While it is known that Prince William, the Duke of Cambridge and grandson of Britain’s Queen Elizabeth, will soon visit Israel, rumors are rife about whether or not he will return with the same souvenir that his predecessors received on their visits.
On March 1, Buckingham Palace announced that Prince William will be visiting Israel, Jordan and the West Bank this summer, making it the first official visit by British royals in 70 years. He will be the first Duke of Cambridge to visit the Holy Land since 1948. In the nineteenth century, three British princes made official trips to the area.
Prince Albert Edward, the son of Queen Victoria -- who would go on to become King Edward VII, visited the Holy Land in 1862, while his two sons, Prince Albert Victor and George V, visited twenty years later.

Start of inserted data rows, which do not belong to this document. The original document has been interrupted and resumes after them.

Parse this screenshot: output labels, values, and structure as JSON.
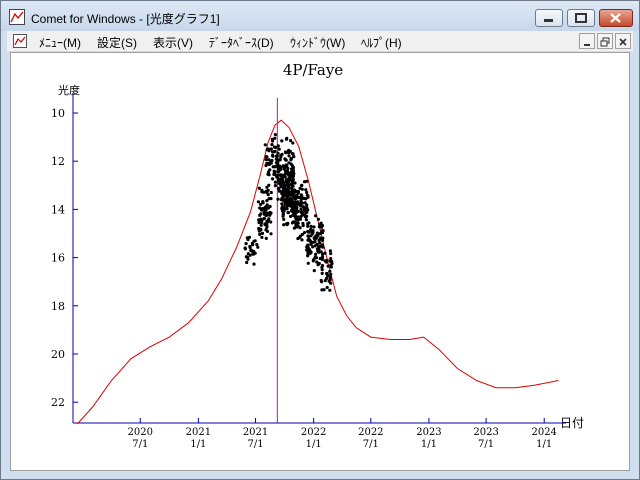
{
  "window": {
    "title": "Comet for Windows - [光度グラフ1]",
    "icon": "chart-app-icon"
  },
  "menu": [
    {
      "label": "ﾒﾆｭｰ(M)"
    },
    {
      "label": "設定(S)"
    },
    {
      "label": "表示(V)"
    },
    {
      "label": "ﾃﾞｰﾀﾍﾞｰｽ(D)"
    },
    {
      "label": "ｳｨﾝﾄﾞｳ(W)"
    },
    {
      "label": "ﾍﾙﾌﾟ(H)"
    }
  ],
  "colors": {
    "curve": "#dd0000",
    "marker": "#cc00cc",
    "axis": "#0000aa",
    "points": "#000000"
  },
  "chart_data": {
    "type": "scatter",
    "title": "4P/Faye",
    "ylabel": "光度",
    "xlabel": "日付",
    "y_reversed": true,
    "ylim": [
      23,
      9
    ],
    "y_ticks": [
      "10",
      "12",
      "14",
      "16",
      "18",
      "20",
      "22"
    ],
    "x_ticks": [
      {
        "year": "2020",
        "date": "7/1"
      },
      {
        "year": "2021",
        "date": "1/1"
      },
      {
        "year": "2021",
        "date": "7/1"
      },
      {
        "year": "2022",
        "date": "1/1"
      },
      {
        "year": "2022",
        "date": "7/1"
      },
      {
        "year": "2023",
        "date": "1/1"
      },
      {
        "year": "2023",
        "date": "7/1"
      },
      {
        "year": "2024",
        "date": "1/1"
      }
    ],
    "perihelion_marker": "2021-09-08",
    "predicted_curve": [
      [
        "2019-12-15",
        22.9
      ],
      [
        "2020-02-01",
        22.2
      ],
      [
        "2020-04-01",
        21.1
      ],
      [
        "2020-06-01",
        20.2
      ],
      [
        "2020-08-01",
        19.7
      ],
      [
        "2020-10-01",
        19.3
      ],
      [
        "2020-12-01",
        18.7
      ],
      [
        "2021-02-01",
        17.8
      ],
      [
        "2021-03-15",
        16.9
      ],
      [
        "2021-05-01",
        15.6
      ],
      [
        "2021-06-15",
        14.1
      ],
      [
        "2021-07-15",
        12.6
      ],
      [
        "2021-08-10",
        11.2
      ],
      [
        "2021-09-01",
        10.5
      ],
      [
        "2021-09-20",
        10.3
      ],
      [
        "2021-10-15",
        10.6
      ],
      [
        "2021-11-15",
        11.4
      ],
      [
        "2021-12-15",
        12.8
      ],
      [
        "2022-01-15",
        14.5
      ],
      [
        "2022-02-15",
        16.2
      ],
      [
        "2022-03-15",
        17.6
      ],
      [
        "2022-04-15",
        18.4
      ],
      [
        "2022-05-15",
        18.9
      ],
      [
        "2022-07-01",
        19.3
      ],
      [
        "2022-09-01",
        19.4
      ],
      [
        "2022-11-01",
        19.4
      ],
      [
        "2022-12-15",
        19.3
      ],
      [
        "2023-02-01",
        19.8
      ],
      [
        "2023-04-01",
        20.6
      ],
      [
        "2023-06-01",
        21.1
      ],
      [
        "2023-08-01",
        21.4
      ],
      [
        "2023-10-01",
        21.4
      ],
      [
        "2023-12-01",
        21.3
      ],
      [
        "2024-02-15",
        21.1
      ]
    ],
    "observations": {
      "description_free": true,
      "clusters": [
        {
          "from": "2021-05-25",
          "to": "2021-07-10",
          "mag_center": 15.6,
          "spread": 0.5,
          "count": 30
        },
        {
          "from": "2021-07-10",
          "to": "2021-08-20",
          "mag_center": 14.2,
          "spread": 0.8,
          "count": 70
        },
        {
          "from": "2021-08-01",
          "to": "2021-09-10",
          "mag_center": 12.0,
          "spread": 0.9,
          "count": 60
        },
        {
          "from": "2021-09-10",
          "to": "2021-11-01",
          "mag_center": 12.6,
          "spread": 1.0,
          "count": 150
        },
        {
          "from": "2021-09-20",
          "to": "2021-11-10",
          "mag_center": 13.8,
          "spread": 0.7,
          "count": 120
        },
        {
          "from": "2021-11-01",
          "to": "2021-12-15",
          "mag_center": 14.0,
          "spread": 0.9,
          "count": 90
        },
        {
          "from": "2021-12-10",
          "to": "2022-02-01",
          "mag_center": 15.3,
          "spread": 0.8,
          "count": 90
        },
        {
          "from": "2022-01-25",
          "to": "2022-03-01",
          "mag_center": 16.4,
          "spread": 0.7,
          "count": 40
        }
      ]
    }
  }
}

Prince William’s ancestors received tattoos on their arms displaying five crosses and three crowns of Jerusalem, according to the Britain Israel Communications and Research Centre (BICOM).
According to BICOM, the tattoos were applied by members of the Razzouk family: members of the Coptic Christian church of Egypt. Ancestors of the Razzouks migrated from Egypt to the Holy Land in 1750. The family still offers its services at a tattoo parlor on Saint George Street near the Jaffa Gate in the ancient quarter of Jerusalem.

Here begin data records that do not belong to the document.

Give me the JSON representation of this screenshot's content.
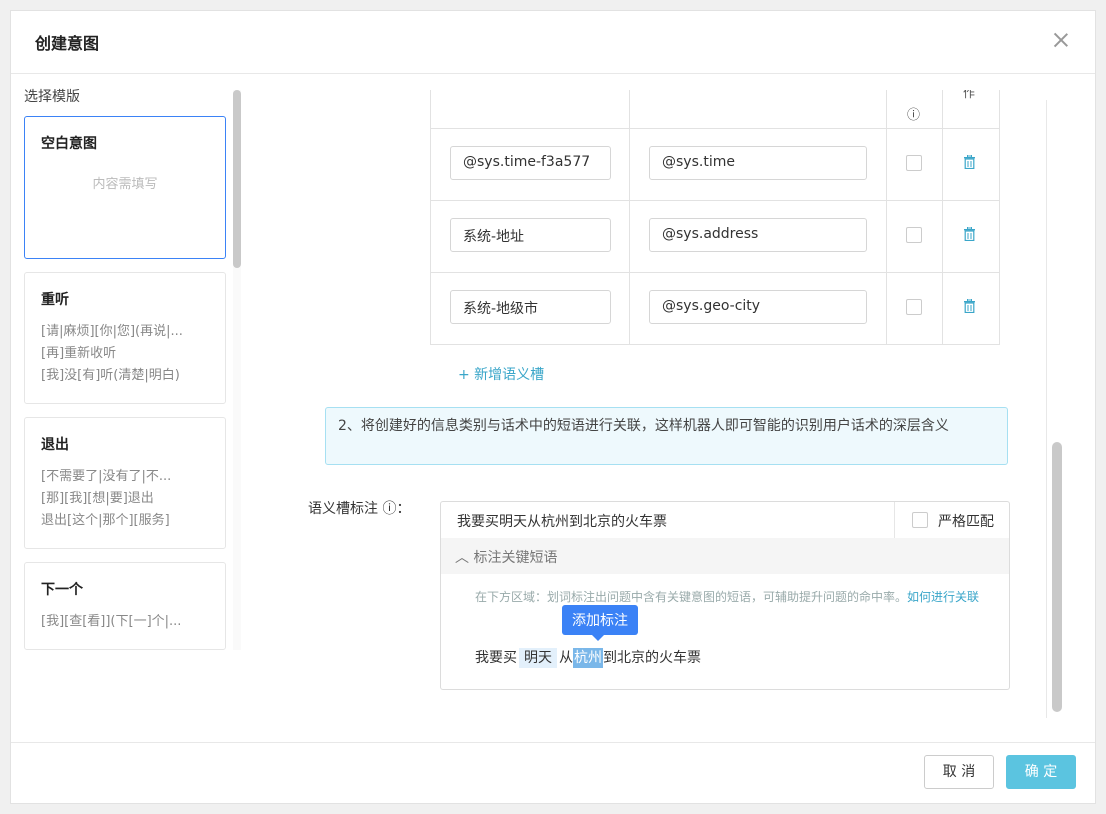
{
  "dialog": {
    "title": "创建意图"
  },
  "templates": {
    "label": "选择模版",
    "items": [
      {
        "title": "空白意图",
        "placeholder": "内容需填写",
        "lines": []
      },
      {
        "title": "重听",
        "lines": [
          "[请|麻烦][你|您](再说|...",
          "[再]重新收听",
          "[我]没[有]听(清楚|明白)"
        ]
      },
      {
        "title": "退出",
        "lines": [
          "[不需要了|没有了|不...",
          "[那][我][想|要]退出",
          "退出[这个|那个][服务]"
        ]
      },
      {
        "title": "下一个",
        "lines": [
          "[我][查[看]](下[一]个|..."
        ]
      }
    ]
  },
  "slots": {
    "header": {
      "required_icon": "ⓘ",
      "op_label": "作"
    },
    "rows": [
      {
        "name": "@sys.time-f3a577",
        "entity": "@sys.time"
      },
      {
        "name": "系统-地址",
        "entity": "@sys.address"
      },
      {
        "name": "系统-地级市",
        "entity": "@sys.geo-city"
      }
    ],
    "add_label": "+ 新增语义槽"
  },
  "notice": "2、将创建好的信息类别与话术中的短语进行关联，这样机器人即可智能的识别用户话术的深层含义",
  "annotation": {
    "label": "语义槽标注 ⓘ：",
    "input_text": "我要买明天从杭州到北京的火车票",
    "strict_label": "严格匹配",
    "collapse_label": "标注关键短语",
    "hint_text": "在下方区域：划词标注出问题中含有关键意图的短语，可辅助提升问题的命中率。",
    "hint_link": "如何进行关联",
    "sentence": {
      "part1": "我要买",
      "tag1": "明天",
      "part2": "从",
      "sel": "杭州",
      "part3": "到北京的火车票"
    },
    "tooltip": "添加标注"
  },
  "footer": {
    "cancel": "取 消",
    "ok": "确 定"
  }
}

While many Christian authorities frown on tattoos for Christians because of the association of tattoos with pagan practices, Coptic Christians have long tattooed their wrists with a cross in order to bear an indelible testimony to their faith. According to the Razzouk family website, their ancestors marked Coptic Christians with a small cross on the inside of the wrist to grant them access to churches. “Those without it would have difficulty entering the church;” reads the website, “therefore, and from a very young age (sometimes even a few months old) Christians would tattoo their children with the cross identifying them as Copts.” The language of the Coptic churches is the original language of Egypt, which was supplanted by Arabic after the Muslim invasions of the 7th century.

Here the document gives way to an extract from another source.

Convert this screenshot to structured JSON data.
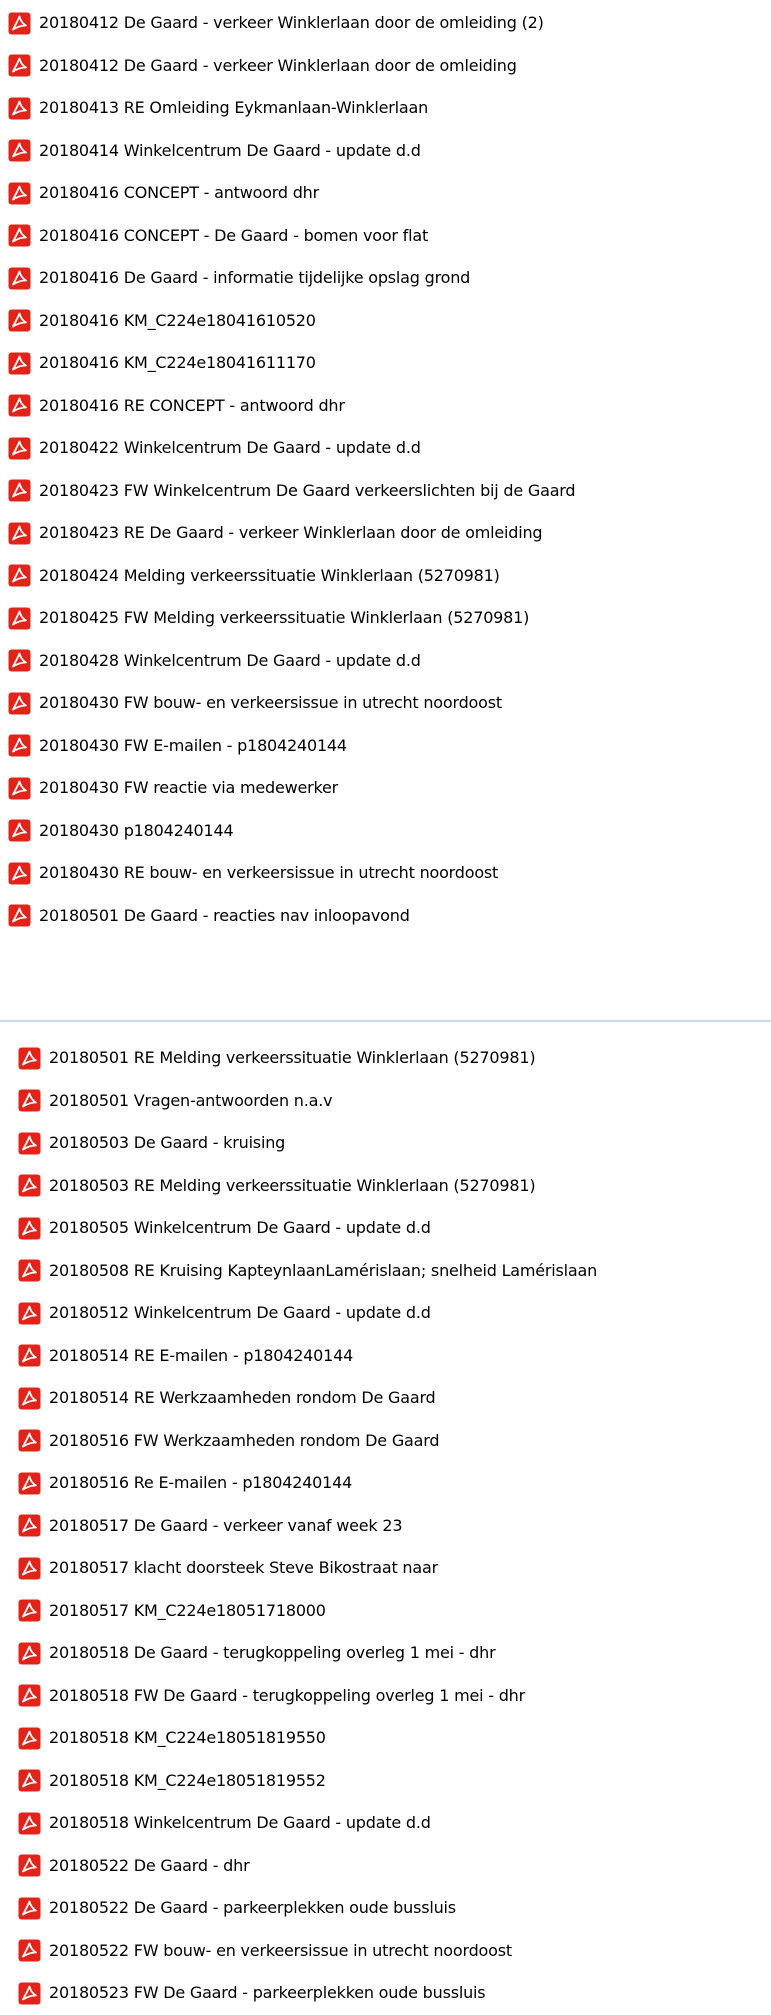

The website notes that pilgrims to the Holy Land were accustomed to receive tattoos to prove that they had made a pilgrimage to the Holy Land, sometimes commemorating the date of their visit. The Jerusalem Cross Tattoo dates at least as far back as the First Crusade of 1096 and appears in the coat of arms of famed crusader Godfrey of Bouillon, who became the first Latin ruler of Jerusalem. According to the website, “the tall, handsome, and fair-haired descendant of Charlemagne found his way quickly into legend, idolized as the ‘perfect Christian knight.’ In the nearly one thousand years since then, the Jerusalem cross has been associated with Christian crusades, heroism, and knights, but especially with Jerusalem, especially when it comes to tattoos.”